You know the people who read Harlequin Romances are the same people who read Star. I'm just saying.
Um. . .do you think I could maybe borrow the Michael Palin book, even though it was boring?
Erin -
Yep, I'll give you the Palin diaries next time I see you. They weren't terrible - he's a modest, decent man whose reflections on things don't always make for the most exciting reading. I guess I was just disappointed.
Littlejoke -
Good to make your acquaintence, too. I have been enjoying Crowley and Drummond's blogs, but thanks for mentioning them.
If you want, you can always email me by using the link on the main page. I just realized that you can comment anonymously on livejournal. I don't believe that was always the case.

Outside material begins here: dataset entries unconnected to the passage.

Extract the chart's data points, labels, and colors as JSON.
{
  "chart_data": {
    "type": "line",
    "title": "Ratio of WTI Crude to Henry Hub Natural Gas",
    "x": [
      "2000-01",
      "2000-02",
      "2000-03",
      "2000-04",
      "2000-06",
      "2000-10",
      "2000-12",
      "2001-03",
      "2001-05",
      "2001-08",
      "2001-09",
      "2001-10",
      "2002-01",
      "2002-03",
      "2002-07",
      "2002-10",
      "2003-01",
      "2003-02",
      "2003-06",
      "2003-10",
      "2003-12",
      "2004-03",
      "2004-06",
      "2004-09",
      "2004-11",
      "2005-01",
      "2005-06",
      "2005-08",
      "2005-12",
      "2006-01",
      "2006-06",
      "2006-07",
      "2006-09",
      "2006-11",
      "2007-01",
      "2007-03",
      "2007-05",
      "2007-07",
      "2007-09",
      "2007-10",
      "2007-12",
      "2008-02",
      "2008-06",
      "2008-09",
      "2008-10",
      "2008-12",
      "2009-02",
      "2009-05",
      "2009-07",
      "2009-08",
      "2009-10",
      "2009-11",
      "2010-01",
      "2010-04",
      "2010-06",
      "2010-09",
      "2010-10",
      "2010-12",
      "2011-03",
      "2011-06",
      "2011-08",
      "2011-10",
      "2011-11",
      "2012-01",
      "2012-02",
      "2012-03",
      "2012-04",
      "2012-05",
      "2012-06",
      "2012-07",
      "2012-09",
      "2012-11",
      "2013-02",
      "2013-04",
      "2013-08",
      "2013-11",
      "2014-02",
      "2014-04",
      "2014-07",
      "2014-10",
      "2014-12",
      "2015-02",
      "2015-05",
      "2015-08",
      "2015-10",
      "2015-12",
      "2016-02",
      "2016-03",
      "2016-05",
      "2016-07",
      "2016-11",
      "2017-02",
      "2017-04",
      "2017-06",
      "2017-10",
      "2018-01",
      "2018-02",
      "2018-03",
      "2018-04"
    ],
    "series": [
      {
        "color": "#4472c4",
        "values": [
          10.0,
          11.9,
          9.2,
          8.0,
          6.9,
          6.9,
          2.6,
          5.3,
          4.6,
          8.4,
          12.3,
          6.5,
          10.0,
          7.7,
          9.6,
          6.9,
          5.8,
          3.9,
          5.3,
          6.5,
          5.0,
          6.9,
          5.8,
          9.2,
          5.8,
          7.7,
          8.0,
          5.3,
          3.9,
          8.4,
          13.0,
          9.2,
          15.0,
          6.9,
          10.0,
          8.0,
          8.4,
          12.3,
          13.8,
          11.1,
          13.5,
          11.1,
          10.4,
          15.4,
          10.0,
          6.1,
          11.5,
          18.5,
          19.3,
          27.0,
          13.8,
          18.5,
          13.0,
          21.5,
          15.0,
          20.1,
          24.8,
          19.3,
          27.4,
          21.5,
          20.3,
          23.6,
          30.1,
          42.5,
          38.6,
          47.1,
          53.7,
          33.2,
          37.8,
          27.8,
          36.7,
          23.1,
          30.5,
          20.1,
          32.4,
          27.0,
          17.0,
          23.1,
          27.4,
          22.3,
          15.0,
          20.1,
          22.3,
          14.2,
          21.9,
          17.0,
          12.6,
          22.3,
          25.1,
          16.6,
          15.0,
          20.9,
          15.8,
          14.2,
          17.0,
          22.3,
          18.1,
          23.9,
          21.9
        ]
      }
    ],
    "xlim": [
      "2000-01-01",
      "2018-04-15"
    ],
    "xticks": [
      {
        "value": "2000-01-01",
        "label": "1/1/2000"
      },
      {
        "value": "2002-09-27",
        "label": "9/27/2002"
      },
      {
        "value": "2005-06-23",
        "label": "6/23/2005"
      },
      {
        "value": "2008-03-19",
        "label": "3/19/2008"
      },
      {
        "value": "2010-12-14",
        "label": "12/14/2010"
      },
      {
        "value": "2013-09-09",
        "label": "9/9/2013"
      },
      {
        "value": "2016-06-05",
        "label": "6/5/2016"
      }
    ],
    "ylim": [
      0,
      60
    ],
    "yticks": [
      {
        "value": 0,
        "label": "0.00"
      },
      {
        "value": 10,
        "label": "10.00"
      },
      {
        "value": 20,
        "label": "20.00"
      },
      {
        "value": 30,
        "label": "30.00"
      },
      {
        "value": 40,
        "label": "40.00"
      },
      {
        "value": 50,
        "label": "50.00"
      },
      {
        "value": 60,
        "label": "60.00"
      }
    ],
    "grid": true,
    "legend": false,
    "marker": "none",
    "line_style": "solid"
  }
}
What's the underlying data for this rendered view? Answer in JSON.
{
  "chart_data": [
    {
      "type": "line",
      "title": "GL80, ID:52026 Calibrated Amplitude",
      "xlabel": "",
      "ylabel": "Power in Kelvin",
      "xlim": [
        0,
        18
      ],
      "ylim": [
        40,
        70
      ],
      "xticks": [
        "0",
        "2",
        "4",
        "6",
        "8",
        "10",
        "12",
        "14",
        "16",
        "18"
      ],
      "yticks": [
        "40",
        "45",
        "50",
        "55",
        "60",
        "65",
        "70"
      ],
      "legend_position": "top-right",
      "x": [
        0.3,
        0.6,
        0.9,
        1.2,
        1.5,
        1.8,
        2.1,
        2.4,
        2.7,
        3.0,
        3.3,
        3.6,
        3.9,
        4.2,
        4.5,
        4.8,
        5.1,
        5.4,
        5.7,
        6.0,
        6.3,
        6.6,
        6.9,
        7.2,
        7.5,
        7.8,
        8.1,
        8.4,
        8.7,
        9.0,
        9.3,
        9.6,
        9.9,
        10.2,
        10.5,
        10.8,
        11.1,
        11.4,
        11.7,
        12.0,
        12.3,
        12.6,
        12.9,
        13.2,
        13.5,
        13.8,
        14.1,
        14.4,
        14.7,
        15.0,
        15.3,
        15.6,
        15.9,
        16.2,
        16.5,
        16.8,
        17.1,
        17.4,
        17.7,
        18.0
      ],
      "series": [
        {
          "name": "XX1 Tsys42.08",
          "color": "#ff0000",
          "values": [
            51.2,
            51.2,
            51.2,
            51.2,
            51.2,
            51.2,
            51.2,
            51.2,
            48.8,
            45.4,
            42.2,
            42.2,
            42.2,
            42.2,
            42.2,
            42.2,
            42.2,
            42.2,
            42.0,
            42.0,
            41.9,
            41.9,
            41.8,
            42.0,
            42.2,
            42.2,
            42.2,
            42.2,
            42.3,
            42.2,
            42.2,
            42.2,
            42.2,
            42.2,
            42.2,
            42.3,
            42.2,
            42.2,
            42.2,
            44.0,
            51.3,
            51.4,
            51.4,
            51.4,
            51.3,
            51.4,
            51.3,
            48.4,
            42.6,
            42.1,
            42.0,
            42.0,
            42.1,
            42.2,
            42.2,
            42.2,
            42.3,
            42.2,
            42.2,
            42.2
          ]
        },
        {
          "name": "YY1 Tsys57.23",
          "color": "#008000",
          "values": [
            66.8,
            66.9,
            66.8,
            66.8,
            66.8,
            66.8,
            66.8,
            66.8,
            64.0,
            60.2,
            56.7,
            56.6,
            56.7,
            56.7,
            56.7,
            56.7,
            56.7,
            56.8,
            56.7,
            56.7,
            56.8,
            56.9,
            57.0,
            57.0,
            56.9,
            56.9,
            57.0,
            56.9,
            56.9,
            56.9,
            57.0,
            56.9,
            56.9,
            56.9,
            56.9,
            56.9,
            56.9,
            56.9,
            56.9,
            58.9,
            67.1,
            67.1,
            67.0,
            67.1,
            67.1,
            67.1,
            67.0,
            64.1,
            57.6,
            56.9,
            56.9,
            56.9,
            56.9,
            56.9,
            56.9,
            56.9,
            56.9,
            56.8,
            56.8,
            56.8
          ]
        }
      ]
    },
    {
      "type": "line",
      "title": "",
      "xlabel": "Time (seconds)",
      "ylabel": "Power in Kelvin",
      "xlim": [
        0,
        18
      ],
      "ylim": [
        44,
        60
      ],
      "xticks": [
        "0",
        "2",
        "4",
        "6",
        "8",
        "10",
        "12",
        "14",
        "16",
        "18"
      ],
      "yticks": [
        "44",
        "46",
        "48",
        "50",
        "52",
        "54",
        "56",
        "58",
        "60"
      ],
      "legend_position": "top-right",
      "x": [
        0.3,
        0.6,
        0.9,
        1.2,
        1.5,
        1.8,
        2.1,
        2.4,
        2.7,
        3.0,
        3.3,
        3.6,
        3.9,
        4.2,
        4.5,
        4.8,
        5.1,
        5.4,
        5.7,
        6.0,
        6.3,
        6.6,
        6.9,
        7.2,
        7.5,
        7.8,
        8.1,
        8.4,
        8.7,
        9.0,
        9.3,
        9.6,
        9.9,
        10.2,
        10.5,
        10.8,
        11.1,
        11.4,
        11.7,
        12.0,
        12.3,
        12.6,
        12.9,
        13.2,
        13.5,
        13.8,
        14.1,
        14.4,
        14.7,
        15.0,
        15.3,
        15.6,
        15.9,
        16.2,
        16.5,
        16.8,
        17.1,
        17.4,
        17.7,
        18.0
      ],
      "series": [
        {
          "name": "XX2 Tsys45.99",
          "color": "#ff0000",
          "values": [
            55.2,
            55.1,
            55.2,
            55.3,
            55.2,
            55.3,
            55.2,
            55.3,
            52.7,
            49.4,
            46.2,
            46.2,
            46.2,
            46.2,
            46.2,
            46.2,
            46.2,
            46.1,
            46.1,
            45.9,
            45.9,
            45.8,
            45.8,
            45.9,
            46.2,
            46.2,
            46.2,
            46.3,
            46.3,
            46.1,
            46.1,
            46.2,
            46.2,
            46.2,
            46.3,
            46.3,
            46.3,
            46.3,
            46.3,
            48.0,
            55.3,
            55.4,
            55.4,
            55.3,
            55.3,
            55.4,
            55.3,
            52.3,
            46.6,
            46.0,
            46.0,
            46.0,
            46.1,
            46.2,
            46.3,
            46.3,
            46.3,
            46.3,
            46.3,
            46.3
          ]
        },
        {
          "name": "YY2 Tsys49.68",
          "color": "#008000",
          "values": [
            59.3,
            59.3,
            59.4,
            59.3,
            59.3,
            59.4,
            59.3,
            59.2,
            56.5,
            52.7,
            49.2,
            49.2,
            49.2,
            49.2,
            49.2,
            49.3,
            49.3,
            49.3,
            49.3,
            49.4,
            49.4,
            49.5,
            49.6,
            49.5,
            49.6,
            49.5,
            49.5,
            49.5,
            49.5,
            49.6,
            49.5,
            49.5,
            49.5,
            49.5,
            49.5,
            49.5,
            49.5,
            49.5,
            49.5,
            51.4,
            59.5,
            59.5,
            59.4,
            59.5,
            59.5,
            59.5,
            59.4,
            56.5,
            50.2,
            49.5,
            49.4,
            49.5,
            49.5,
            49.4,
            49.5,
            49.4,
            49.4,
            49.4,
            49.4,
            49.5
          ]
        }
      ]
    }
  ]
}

For others that are wondering, littlejoke wrote very flattering things about this blog on his blog. I'm far too modest to post the link here, but you can find it in the comments section of the Endless Things entry.
"Erin -
Yep, I'll give you the Palin diaries next time I see you. They weren't terrible - he's a modest, decent man whose reflections on things don't always make for the most exciting reading. I guess I was just disappointed."
I understand. Thanks for letting me borrow it,though.
John,
I want to say that I appreciated not only your willingness to loan books out but your reviews of them. I greatly enjoyed Bob's book (in fact I'm hoping for a sequel)and I was totally charmed by The Baron In The Trees.
Hear that, Bob? Sequel!
Julie - I was wondering what you thought of The Baron In The Trees. It is definitely charming without being annoying. Glad you liked it.